New Delhi. “Rogue drones” can be countered only by drones as military solutions in a civilian environment is not going to happen, said a senior official of French defence conglomerate Thales.
Laser-directed energy weapons, missile solutions and radio-frequency (RF) jamming devices were being asked for in India as counter-drone measures, said Alex Cresswell, executive vice president, land and air systems, Thales.
“A lot of people (in India) are asking for drone countermeasures without really understanding how difficult it would be to actually use the things that they are asking for,” he said.
To use an electromagnetic pulse or a very strong RF to deal with rogue drone, one would have to fly a legal drone out and then use it to deploy radiation in a limited area, he said.
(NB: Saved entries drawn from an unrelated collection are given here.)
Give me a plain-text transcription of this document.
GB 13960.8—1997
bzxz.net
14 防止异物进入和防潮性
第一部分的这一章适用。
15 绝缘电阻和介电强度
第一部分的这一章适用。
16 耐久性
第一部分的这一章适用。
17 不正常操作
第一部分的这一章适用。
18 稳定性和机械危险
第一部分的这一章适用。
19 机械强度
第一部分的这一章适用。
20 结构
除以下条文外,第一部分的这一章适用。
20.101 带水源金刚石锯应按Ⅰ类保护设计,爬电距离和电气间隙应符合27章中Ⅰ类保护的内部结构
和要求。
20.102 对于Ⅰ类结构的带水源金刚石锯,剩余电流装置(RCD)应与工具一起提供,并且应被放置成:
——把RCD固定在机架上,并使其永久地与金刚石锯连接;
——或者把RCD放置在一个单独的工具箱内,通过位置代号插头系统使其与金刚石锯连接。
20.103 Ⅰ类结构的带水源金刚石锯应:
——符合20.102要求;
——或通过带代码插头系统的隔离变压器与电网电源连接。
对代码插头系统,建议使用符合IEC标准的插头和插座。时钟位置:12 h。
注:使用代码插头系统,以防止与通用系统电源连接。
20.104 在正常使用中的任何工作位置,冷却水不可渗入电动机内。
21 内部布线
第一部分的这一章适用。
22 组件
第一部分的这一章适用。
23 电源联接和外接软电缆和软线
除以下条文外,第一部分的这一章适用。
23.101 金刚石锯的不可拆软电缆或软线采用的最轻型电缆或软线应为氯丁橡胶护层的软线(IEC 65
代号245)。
“You can do it very very locally,” Cresswell said. “Otherwise, you just bring a whole area to a standstill and that doesn’t work. And Gatwick illustrated that doesn’t work.”
“Gatwick (airport) bought an Israeli counter-drone solution the next day (of the incident) and they never switched it on. Because they can’t transmit laser radiation in a built-up area and they can’t transmit RF on the mobile phone (which is operating the drone). So, they can’t jam it (rogue drone),” he said.
“So, they (Gatwick airport) have bought a system without thinking about whether they could use it. And this is the same being repeated all over the place,” he said.
The Indian Ministry of Civil Aviation has issued a national counter rogue drones guidelines stating that a counter rogue drone system “must be able to tell the difference between those (legal) drones and a single rogue drone that is operating with malicious intent to avoid fratricide”.
The number of illegal drones in India is likely to be between 50,000 and 60,000, co-chair of a FICCI committee on drones Ankit Mehta had said.
According to the Thales official, one can fire a missile or use jammers to deal with a rogue drone in a military environment, but the technology to counter such drones in a civilian environment is yet to mature fully.
“There are lots of people talking about military solution in a non-military context, and to me, it is just not going to happen,” Creswell said.
“In the end, the measures against (rogue) drones… will most certainly be using (legal) drones to counter (rogue) drones. I believe that it will be a long-term solution in a civilian environment,” he said.
When asked if Thales is working to develop such technology, Creswell replied: “Drones to counter drones, yes, we are absolutely working on that.”
But, he added, that these technologies were not yet in the state of maturity where they can be deployed.
Asked about the demand from India regarding these holographic radars, Cresswell said: “We have got proposals for this radar in at least two places (airports) in India… I am pretty sure that we will see many more in the forthcoming months.”